Before he could stop himself, Lambert said, “Don’t take any risks,” and the sallow features creased immediately into a bitter smile at this ridiculous injunction. Lambert followed up gruffly, “That was stupid. I mean don’t jeopardise the major operation you’re involved in for the sake of this on the sidelines.”

The young man nodded. “Murder isn’t a sideline, I know. And I’d like you to get whoever killed that poor kid — I see too many in the same danger as she was. But I can’t do much to help. The thing we’re involved in could save hundreds of lives, in the long run.” He sounded glad to iterate that, and Lambert guessed it was the sentiment he had to repeat silently to himself when he was alone in that world where he lived so perilously.

The man looked at the back door which led from the curtained kitchen into the garden, anxious to be away from this safe world whose bright fluorescent lighting seemed so threatening after the dimness of the places where he normally moved.

Lambert caught the glance and said, “Will you have a hot meal before you go? It won’t take long to rustle up something—”

“No, thanks.” A grin from the emaciated face, half of gratitude, half at the futile bourgeois politeness of this world he had forsaken. “I’ll get what I need back at the

squat.” He bared his forearm briefly, showing the needle marks. “I dilute it, whenever I think I won’t be observed. But you don’t need much food, when you’re on this.”

In a moment, he was gone, roaring away on his small motorcycle from the comfortable modern bungalow into the darkness whence he had come. Lambert wondered whether he would go all the way back to the city on the bike, or whether he would be picked up in a layby by an unmarked car which would drop him within walking distance of his Birmingham squat. The Drugs Squad, operating in a world of savage and anonymous violence, used a caution that would have been appropriate in MI5.

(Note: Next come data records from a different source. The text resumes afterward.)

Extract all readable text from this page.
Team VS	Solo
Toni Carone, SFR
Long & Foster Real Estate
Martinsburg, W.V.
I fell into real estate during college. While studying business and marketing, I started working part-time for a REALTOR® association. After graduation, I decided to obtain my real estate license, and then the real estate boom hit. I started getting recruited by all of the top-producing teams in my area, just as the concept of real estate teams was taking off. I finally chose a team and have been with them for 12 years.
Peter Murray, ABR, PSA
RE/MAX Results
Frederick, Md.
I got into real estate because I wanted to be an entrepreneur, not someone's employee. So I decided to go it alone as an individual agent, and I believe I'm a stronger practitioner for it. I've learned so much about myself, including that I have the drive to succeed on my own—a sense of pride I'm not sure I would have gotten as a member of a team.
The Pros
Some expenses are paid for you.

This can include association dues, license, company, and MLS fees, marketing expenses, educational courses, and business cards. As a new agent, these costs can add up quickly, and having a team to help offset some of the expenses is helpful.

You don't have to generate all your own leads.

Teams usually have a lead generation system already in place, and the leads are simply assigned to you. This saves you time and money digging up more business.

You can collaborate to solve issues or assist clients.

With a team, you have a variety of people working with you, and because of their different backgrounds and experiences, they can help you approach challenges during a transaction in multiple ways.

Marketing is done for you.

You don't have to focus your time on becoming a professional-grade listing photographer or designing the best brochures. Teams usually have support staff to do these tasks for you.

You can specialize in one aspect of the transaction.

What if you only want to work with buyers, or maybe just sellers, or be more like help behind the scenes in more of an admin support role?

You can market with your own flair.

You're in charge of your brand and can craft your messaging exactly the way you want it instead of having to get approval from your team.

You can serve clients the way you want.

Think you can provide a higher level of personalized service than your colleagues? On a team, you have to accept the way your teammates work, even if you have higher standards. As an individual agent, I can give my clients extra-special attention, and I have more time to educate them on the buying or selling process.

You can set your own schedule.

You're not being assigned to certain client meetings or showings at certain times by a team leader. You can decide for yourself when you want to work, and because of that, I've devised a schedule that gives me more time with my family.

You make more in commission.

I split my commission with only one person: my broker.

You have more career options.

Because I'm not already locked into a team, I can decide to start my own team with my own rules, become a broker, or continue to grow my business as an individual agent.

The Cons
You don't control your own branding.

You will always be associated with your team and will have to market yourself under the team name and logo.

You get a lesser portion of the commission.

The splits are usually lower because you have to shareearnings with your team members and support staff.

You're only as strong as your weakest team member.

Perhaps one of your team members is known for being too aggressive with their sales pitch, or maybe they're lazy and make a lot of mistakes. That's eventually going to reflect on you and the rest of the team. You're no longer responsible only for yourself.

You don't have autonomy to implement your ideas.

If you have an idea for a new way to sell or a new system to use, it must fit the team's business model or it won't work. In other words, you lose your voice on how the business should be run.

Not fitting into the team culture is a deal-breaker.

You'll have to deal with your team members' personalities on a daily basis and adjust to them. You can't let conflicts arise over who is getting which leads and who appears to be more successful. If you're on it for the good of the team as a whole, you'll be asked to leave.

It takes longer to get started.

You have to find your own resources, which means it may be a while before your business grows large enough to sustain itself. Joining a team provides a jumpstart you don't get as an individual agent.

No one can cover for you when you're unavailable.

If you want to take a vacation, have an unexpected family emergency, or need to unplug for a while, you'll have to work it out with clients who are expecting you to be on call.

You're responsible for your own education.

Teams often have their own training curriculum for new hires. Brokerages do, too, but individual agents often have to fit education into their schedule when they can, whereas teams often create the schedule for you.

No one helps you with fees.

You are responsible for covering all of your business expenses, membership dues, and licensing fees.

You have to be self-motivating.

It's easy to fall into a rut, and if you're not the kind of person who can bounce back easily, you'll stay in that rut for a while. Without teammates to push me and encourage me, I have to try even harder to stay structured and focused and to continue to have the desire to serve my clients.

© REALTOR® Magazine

He shivered involuntarily as he went back into the warm room where his wife was waiting. It was eleven o’clock on a Monday evening. The living gas fire flickered cheerfully in the grate. The colour television in the corner was replaying a prom concert. Christine was standing in the middle of the room and he went over instinctively and put his arms round her, holding the small body against him, wanting to reassure her that he was not threatened by the world she had glimpsed with his visitor.

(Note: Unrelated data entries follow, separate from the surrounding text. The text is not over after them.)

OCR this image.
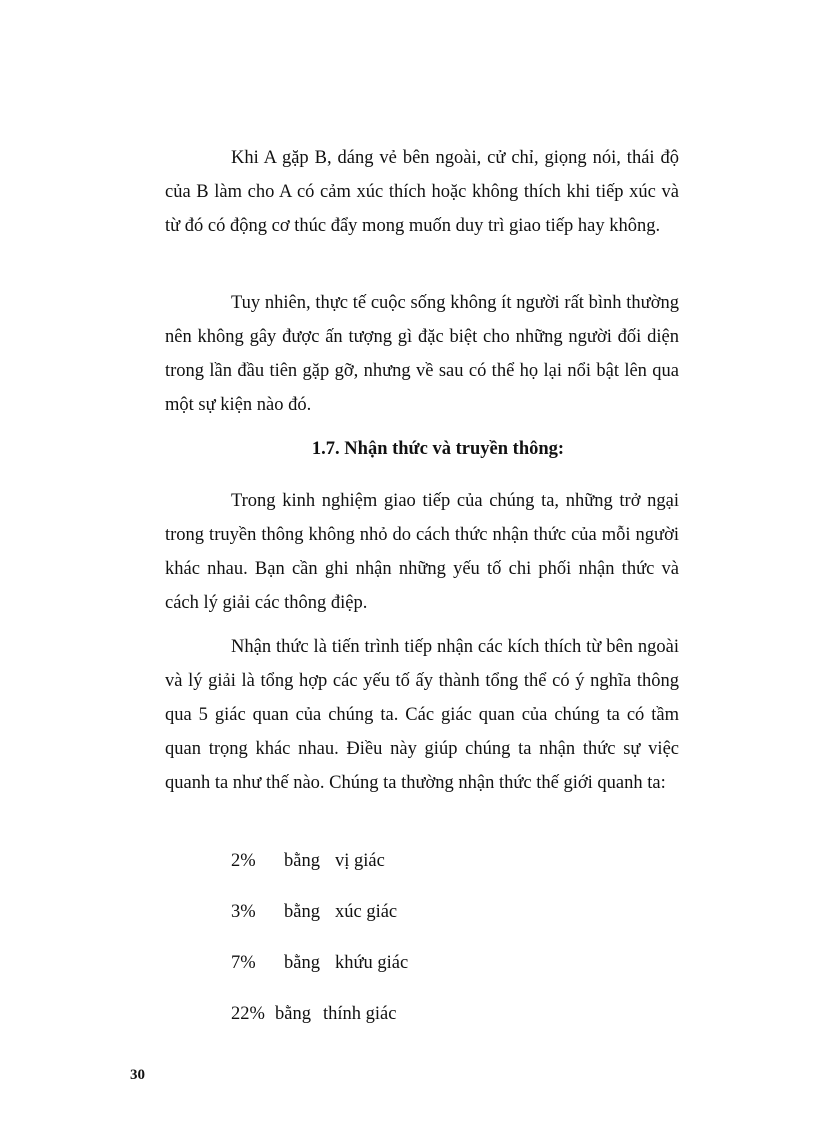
Khi A gặp B, dáng vẻ bên ngoài, cử chỉ, giọng nói, thái độ của B làm cho A có cảm xúc thích hoặc không thích khi tiếp xúc và từ đó có động cơ thúc đẩy mong muốn duy trì giao tiếp hay không.

Tuy nhiên, thực tế cuộc sống không ít người rất bình thường nên không gây được ấn tượng gì đặc biệt cho những người đối diện trong lần đầu tiên gặp gỡ, nhưng về sau có thể họ lại nổi bật lên qua một sự kiện nào đó.

1.7. Nhận thức và truyền thông:

Trong kinh nghiệm giao tiếp của chúng ta, những trở ngại trong truyền thông không nhỏ do cách thức nhận thức của mỗi người khác nhau. Bạn cần ghi nhận những yếu tố chi phối nhận thức và cách lý giải các thông điệp.

Nhận thức là tiến trình tiếp nhận các kích thích từ bên ngoài và lý giải là tổng hợp các yếu tố ấy thành tổng thể có ý nghĩa thông qua 5 giác quan của chúng ta. Các giác quan của chúng ta có tầm quan trọng khác nhau. Điều này giúp chúng ta nhận thức sự việc quanh ta như thế nào. Chúng ta thường nhận thức thế giới quanh ta:

2% bằng vị giác
3% bằng xúc giác
7% bằng khứu giác
22% bằng thính giác
30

“Has he gone?” she asked. She was shaken by how appalled she had been by the appearance of the young officer. She found herself at once resentful of him bringing the cold shaft of that darker world he inhabited into her home and guilty that she should feel that resentment of such a brave man.

“He’s gone,” John Lambert reassured her. “I said we’d make him something hot to eat, but he seemed anxious to be away. Perhaps he felt that if he sat in comfort and warmth for too long he wouldn’t be able to go back.”

He had grown used to resenting his lost youth, to bemoaning the way the years fled ever more swiftly. Now he was suddenly glad that he was not a young copper, starting out on life in the service.